0
votes

There is a service that generates data in S3 bucket that is used for warehouse querying. Data is inserted into S3 as daily mechanism.

I am interested in copying that data from S3 to my service account to further classify the data. The classification needs to happen in my AWS service account as it is based on information present in my service account. Classification needs to happens in my service account as it is specific to my team/service. The service generating the data in S3 is neither concerned about the classification nor has the data to make classification decision.

Each S3 file consists of json objects (record) in it. For every record, I need to look into a dynamodb table. Based on whether data exists in Dynamo table, I need to include an additional attribute to the json object and store the list into another S3 bucket in my account.

The way I am considering doing this:

  • Trigger a scheduled CW event periodically to invoke a Lambda that will copy the files from Source S3 bucket into a bucket (lets say Bucket A) in my account.
  • Then, use another scheduled CW event to invoke a Lambda to read the records in the json and compare with dynamodb table to determine classification and write to updated record to another bucket (lets say Bucket B).

I have few questions regarding this:

  1. Are there better alternatives for achieving this?
  2. Would using aws s3 sync in the first Lambda be a good way to achieve this? My concerns revolve around lambdas getting timed out due large amount of data, especially for the second lambda that needs to compare against DDB for every record.
1

1 Answers

3
votes

Rather than setting up scheduled events, you can trigger the AWS Lambda functions in real-time.
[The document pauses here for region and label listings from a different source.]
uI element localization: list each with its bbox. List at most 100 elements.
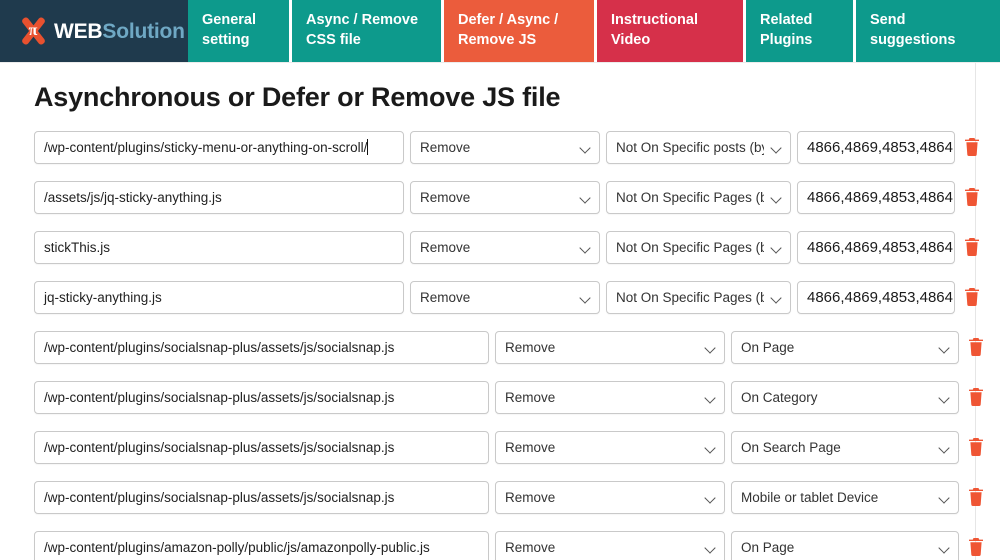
tab-async-remove-css-file[interactable]: Async / Remove CSS file [292,0,444,62]
text-cursor [367,139,369,155]
action-select[interactable]: Remove [495,380,725,414]
trash-icon[interactable] [963,237,981,257]
action-select-value: Remove [505,539,556,555]
action-select-value: Remove [420,189,471,205]
js-file-url-input[interactable]: /wp-content/plugins/sticky-menu-or-anyth… [34,130,404,164]
action-select[interactable]: Remove [495,430,725,464]
trash-icon[interactable] [967,537,985,557]
action-select[interactable]: Remove [410,280,600,314]
trash-icon[interactable] [967,437,985,457]
table-row: /wp-content/plugins/socialsnap-plus/asse… [0,422,1000,472]
tab-defer-async-remove-js[interactable]: Defer / Async / Remove JS [444,0,597,62]
table-row: /wp-content/plugins/socialsnap-plus/asse… [0,472,1000,522]
chevron-down-icon [940,544,949,553]
table-row: /wp-content/plugins/socialsnap-plus/asse… [0,322,1000,372]
tab-related-plugins[interactable]: Related Plugins [746,0,856,62]
js-file-url-input[interactable]: /wp-content/plugins/amazon-polly/public/… [34,530,489,560]
chevron-down-icon [940,344,949,353]
js-rules-list: /wp-content/plugins/sticky-menu-or-anyth… [0,113,1000,560]
chevron-down-icon [940,444,949,453]
condition-select-value: Not On Specific Pages (by page ID) [616,289,764,305]
condition-select[interactable]: Not On Specific posts (by page ID) [606,130,791,164]
chevron-down-icon [581,144,590,153]
js-file-url-value: /wp-content/plugins/sticky-menu-or-anyth… [44,139,368,155]
action-select[interactable]: Remove [410,180,600,214]
condition-select[interactable]: Not On Specific Pages (by page ID) [606,230,791,264]
page-ids-input[interactable]: 4866,4869,4853,4864 [797,230,955,264]
js-file-url-value: /wp-content/plugins/amazon-polly/public/… [44,539,430,555]
condition-select-value: Mobile or tablet Device [741,489,879,505]
js-file-url-input[interactable]: /assets/js/jq-sticky-anything.js [34,180,404,214]
brand-name-secondary: Solution [102,19,185,43]
chevron-down-icon [940,494,949,503]
js-file-url-value: /wp-content/plugins/socialsnap-plus/asse… [44,389,395,405]
condition-select-value: Not On Specific posts (by page ID) [616,139,764,155]
condition-select[interactable]: Not On Specific Pages (by page ID) [606,180,791,214]
action-select-value: Remove [420,239,471,255]
js-file-url-input[interactable]: /wp-content/plugins/socialsnap-plus/asse… [34,330,489,364]
chevron-down-icon [706,444,715,453]
action-select[interactable]: Remove [410,130,600,164]
tab-instructional-video[interactable]: Instructional Video [597,0,746,62]
tab-send-suggestions-line2: suggestions [870,32,956,48]
chevron-down-icon [706,394,715,403]
tab-defer-async-remove-js-line1: Defer / Async / [458,12,559,29]
js-file-url-value: /assets/js/jq-sticky-anything.js [44,189,222,205]
tab-instructional-video-line2: Video [611,32,651,48]
page-ids-input[interactable]: 4866,4869,4853,4864 [797,280,955,314]
trash-icon[interactable] [963,137,981,157]
js-file-url-input[interactable]: /wp-content/plugins/socialsnap-plus/asse… [34,430,489,464]
table-row: stickThis.js Remove Not On Specific Page… [0,222,1000,272]
condition-select-value: On Search Page [741,439,841,455]
action-select[interactable]: Remove [495,530,725,560]
action-select-value: Remove [505,339,556,355]
chevron-down-icon [772,244,781,253]
chevron-down-icon [706,344,715,353]
action-select[interactable]: Remove [495,480,725,514]
page-title: Asynchronous or Defer or Remove JS file [34,82,561,112]
table-row: /wp-content/plugins/socialsnap-plus/asse… [0,372,1000,422]
tab-instructional-video-line1: Instructional [611,12,699,29]
condition-select[interactable]: On Page [731,330,959,364]
brand-logo[interactable]: π WEBSolution [0,0,188,62]
action-select-value: Remove [505,489,556,505]
js-file-url-input[interactable]: /wp-content/plugins/socialsnap-plus/asse… [34,480,489,514]
trash-icon[interactable] [967,337,985,357]
action-select[interactable]: Remove [410,230,600,264]
chevron-down-icon [772,294,781,303]
condition-select[interactable]: On Search Page [731,430,959,464]
page-ids-value: 4866,4869,4853,4864 [807,288,953,306]
js-file-url-value: /wp-content/plugins/socialsnap-plus/asse… [44,489,395,505]
page-content: Asynchronous or Defer or Remove JS file … [0,62,1000,560]
tab-general-setting-line2: setting [202,32,250,48]
tab-async-remove-css-file-line1: Async / Remove [306,12,419,29]
page-ids-value: 4866,4869,4853,4864 [807,188,953,206]
tab-related-plugins-line2: Plugins [760,32,813,48]
tab-send-suggestions[interactable]: Send suggestions [856,0,1000,62]
tab-general-setting[interactable]: General setting [188,0,292,62]
condition-select[interactable]: Mobile or tablet Device [731,480,959,514]
condition-select[interactable]: On Category [731,380,959,414]
condition-select-value: On Category [741,389,818,405]
page-ids-input[interactable]: 4866,4869,4853,4864 [797,180,955,214]
chevron-down-icon [581,244,590,253]
trash-icon[interactable] [963,287,981,307]
condition-select-value: Not On Specific Pages (by page ID) [616,189,764,205]
js-file-url-value: stickThis.js [44,239,111,255]
condition-select[interactable]: Not On Specific Pages (by page ID) [606,280,791,314]
pi-glyph: π [28,22,38,39]
trash-icon[interactable] [967,487,985,507]
page-ids-input[interactable]: 4866,4869,4853,4864 [797,130,955,164]
action-select[interactable]: Remove [495,330,725,364]
js-file-url-input[interactable]: /wp-content/plugins/socialsnap-plus/asse… [34,380,489,414]
js-file-url-value: /wp-content/plugins/socialsnap-plus/asse… [44,339,395,355]
js-file-url-input[interactable]: stickThis.js [34,230,404,264]
chevron-down-icon [706,494,715,503]
trash-icon[interactable] [967,387,985,407]
chevron-down-icon [772,144,781,153]
action-select-value: Remove [505,439,556,455]
condition-select[interactable]: On Page [731,530,959,560]
chevron-down-icon [940,394,949,403]
trash-icon[interactable] [963,187,981,207]
js-file-url-input[interactable]: jq-sticky-anything.js [34,280,404,314]
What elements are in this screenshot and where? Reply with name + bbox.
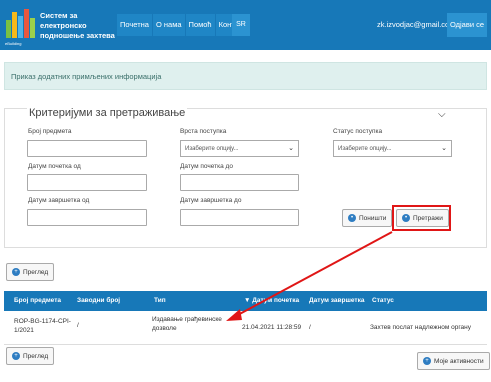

Use Amazon S3 Events to trigger the Lambda function as soon as a file is created in the source bucket. The Lambda function can call CopyObject() to copy the object to Bucket-A for processing.

Similarly, an Event on Bucket-A could then trigger another Lambda function to process the file. Some things to note:

  • Lambda functions run for a maximum of 15 minutes
  • You can increase the memory assigned to a Lambda function, which will also increase the amount of CPU assigned. So, this might speed-up the function if it is taking longer than 15 minutes.
  • There is a maximum of 512MB of storage space made available for a Lambda function.

If the data is too big, or takes too long to process, then you will need to find a way to do it outside of AWS Lambda. For example, using Amazon EC2 instances.

If you can export the data from DynamoDB (perhaps on a regular basis), you might be able to use Amazon Athena to do all the processing, but that depends on what you're trying to do. If it is simple SELECT/JOIN queries, it might be suitable.